I enjoy listening to interviews of one of my current favorite writers, Ta-Nehisi Coates. He frequently answers I don’t know to questions. I think the nature of being a writer should be one of perpetual curiosity and not, as some would have us believe, endless fonts of wisdom. This pet theory of mine ran into a wall when Coates said Kevin Williamson can write his ass off and that he’d read him because he’s good.
If a writer like Coates is so curious and willing to read Williamson, why aren’t I? Is it my unwillingness to show deference to the mighty gods of ART? Kevin Williamson has been in the news because The Atlantic just hired him as a writer. It’s a short hop and a skip on a search engine to find this guy’s most egregious public statements, which involve transphobia, racism, and misogyny. While these tags have become nearly ubiquitous and synonymous with politics, they bear the larger mark of being cruel, arrogant, and rather incurious.
Lately I’ve been having conversations with my daughter about writers, artists, and musicians. It’s the old Wagner argument – do you listen to the music of an anti-Semite? Do you separate the art from the artist? How do you separate Salinger from his Roy Moore-like predilections for teenagers? Or Hemingway from the shit father and husband he was? Or Picasso for the way he treated women?
These are difficult, subjective questions. But when the content of your art is your opinion, how much easier does that question get? As I’ve gotten older, read more, and developed an awareness of the vast landscape of art beyond the traditional literary canons, I have begun to draw my own lines in the sand. I have choices. There are skilled writers who don’t advocate for the harm of others. There are eloquent writers who can make their points absent deliberately provocative statements.
Maybe this is my coming of age with writing. I don’t revere art the way I have in the past. I don’t see artists and writers as being above the basic expectations of civility or decency or compassion because of their art. The hyperbolic clarion call of the classics or geniuses or brilliant writers no longer beckons me nor defines my reading list. I don’t feel the pull of must-read blurbs or the anxiety that I might be missing out on a once-in-a-lifetime compilation of words.
My husband often gets annoyed with modern music because of the vocal gymnastics – those long notes that warble on forever, only because they can. I feel something similar about writing. I don’t give a damn if a writer does the verbal equivalent of two quadruple Lutz jumps. If those jumps involve rationalizing their hatred or fear or contempt of others, then they are still a purveyor of dumpster-writing, no matter how eloquent.

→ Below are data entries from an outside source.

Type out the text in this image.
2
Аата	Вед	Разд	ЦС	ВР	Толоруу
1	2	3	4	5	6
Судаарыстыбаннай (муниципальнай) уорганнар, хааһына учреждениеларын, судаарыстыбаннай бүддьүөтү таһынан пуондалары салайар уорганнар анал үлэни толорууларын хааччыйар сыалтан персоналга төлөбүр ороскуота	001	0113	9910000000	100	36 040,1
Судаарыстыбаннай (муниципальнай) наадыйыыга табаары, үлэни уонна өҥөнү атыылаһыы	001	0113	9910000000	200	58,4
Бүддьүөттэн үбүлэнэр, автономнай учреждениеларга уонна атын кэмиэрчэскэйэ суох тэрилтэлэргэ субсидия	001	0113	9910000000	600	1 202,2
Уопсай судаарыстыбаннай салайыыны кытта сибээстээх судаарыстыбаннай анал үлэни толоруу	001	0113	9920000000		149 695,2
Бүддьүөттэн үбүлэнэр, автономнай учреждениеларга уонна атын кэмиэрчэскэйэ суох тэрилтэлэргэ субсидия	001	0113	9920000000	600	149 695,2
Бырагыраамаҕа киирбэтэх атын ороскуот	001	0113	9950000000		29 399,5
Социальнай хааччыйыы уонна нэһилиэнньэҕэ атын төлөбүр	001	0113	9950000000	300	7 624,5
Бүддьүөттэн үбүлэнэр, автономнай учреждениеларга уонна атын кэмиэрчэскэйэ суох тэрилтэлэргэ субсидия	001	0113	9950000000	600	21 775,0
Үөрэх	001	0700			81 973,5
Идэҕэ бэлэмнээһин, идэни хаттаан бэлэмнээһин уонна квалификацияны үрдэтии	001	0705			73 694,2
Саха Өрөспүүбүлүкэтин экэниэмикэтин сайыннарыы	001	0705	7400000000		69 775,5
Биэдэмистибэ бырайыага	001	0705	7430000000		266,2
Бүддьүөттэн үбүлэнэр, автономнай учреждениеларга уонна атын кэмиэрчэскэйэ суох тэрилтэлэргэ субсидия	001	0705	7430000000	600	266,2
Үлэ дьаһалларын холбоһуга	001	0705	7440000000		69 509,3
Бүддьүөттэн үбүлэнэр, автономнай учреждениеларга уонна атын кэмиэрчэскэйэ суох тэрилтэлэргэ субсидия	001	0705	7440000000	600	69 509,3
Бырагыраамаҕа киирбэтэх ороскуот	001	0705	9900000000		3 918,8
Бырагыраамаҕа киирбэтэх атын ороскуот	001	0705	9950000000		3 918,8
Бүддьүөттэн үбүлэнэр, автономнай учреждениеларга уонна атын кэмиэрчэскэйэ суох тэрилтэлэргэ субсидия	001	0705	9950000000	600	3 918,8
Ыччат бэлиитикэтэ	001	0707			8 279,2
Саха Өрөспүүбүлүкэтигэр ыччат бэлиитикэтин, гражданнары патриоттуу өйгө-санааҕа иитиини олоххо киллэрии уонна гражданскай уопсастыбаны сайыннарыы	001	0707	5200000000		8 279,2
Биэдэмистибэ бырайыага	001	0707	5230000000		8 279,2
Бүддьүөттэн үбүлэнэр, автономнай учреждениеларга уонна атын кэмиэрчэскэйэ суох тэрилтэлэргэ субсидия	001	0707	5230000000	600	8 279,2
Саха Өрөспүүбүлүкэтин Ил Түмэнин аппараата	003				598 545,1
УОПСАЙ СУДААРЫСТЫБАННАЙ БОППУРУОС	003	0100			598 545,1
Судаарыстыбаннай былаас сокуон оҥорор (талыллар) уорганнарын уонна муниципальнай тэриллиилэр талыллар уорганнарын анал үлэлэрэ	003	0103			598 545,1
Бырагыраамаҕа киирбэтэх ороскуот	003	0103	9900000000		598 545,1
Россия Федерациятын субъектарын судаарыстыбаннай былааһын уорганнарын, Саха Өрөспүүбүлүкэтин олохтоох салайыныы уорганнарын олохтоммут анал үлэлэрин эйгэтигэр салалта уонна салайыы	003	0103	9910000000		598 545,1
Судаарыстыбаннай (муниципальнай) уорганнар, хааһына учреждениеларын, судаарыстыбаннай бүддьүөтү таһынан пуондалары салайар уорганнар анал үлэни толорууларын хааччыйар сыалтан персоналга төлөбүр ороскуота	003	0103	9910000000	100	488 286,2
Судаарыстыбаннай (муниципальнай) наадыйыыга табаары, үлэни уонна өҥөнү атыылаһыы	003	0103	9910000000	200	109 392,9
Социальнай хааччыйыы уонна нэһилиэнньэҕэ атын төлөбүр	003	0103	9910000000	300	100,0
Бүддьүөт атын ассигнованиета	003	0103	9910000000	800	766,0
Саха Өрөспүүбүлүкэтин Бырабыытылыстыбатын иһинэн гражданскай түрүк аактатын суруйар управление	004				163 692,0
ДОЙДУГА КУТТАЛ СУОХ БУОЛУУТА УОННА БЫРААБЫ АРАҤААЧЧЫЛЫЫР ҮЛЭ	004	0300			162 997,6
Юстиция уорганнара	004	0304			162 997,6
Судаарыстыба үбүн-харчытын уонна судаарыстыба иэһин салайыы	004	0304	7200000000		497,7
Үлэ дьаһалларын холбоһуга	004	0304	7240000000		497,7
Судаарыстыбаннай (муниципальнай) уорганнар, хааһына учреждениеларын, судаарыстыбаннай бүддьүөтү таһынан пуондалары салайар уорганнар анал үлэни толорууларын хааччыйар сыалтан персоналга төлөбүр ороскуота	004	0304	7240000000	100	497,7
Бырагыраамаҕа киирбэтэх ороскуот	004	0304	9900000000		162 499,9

I’m sure part of this subjective reckoning in my reading list is due to the era. Provocateurs are a dime a dozen these days – just tarted up versions of reality shows. They might be writers or actors or politicians or that guy in the grocery store with a t-shirt that says No fat chicks. We’re a nation being led by a gold-plated, thin-skinned provocateur. Outrage is addictive. Two sides of a very easy equation. It keeps us off-balance and unfocused.
While exposing oneself to a range of ideas is admirable, the range of ideas seems to be limiting itself to one extreme or the other. It is moderation that has suffered most in this country, while the vendors of extremist one-liners and memes and impulsive Tweets are put on rotation in the media. That some writers need a sledgehammer to make a point, rather than using skilled reasoning, is a reflection of the times, not of literary merit.
I took some time to read a few of Mr. Williamson’s articles, because I am a curious person and I think it would be wrong to dismiss someone out of hand. This is where Mr. Coates and I part ways. The writing of Kevin Williamson was no better or worse than any other national columnist. That is to say, there was nothing about it that convinced me to look past this writer’s uglier sentiments, nothing that makes me want to provide material support to his career by continuing my subscription.
Perhaps it is that I hunger for the restoration of civility and dignity to the public sphere or that in those magical reading hours, I do not want the tight, angry politics of extremism. It may be that I have the unrealistic expectation that art and writing should endeavor to make the world better, not just angrier.
Update 04.05.18: The Atlantic fired Kevin Williamson when his views on hanging a large percentage of American women for abortions proved to be more than an errant Tweet. Lesson #1: Due diligence should be part of any hiring decision. Lesson #2: Don’t advocate violent shit ideas.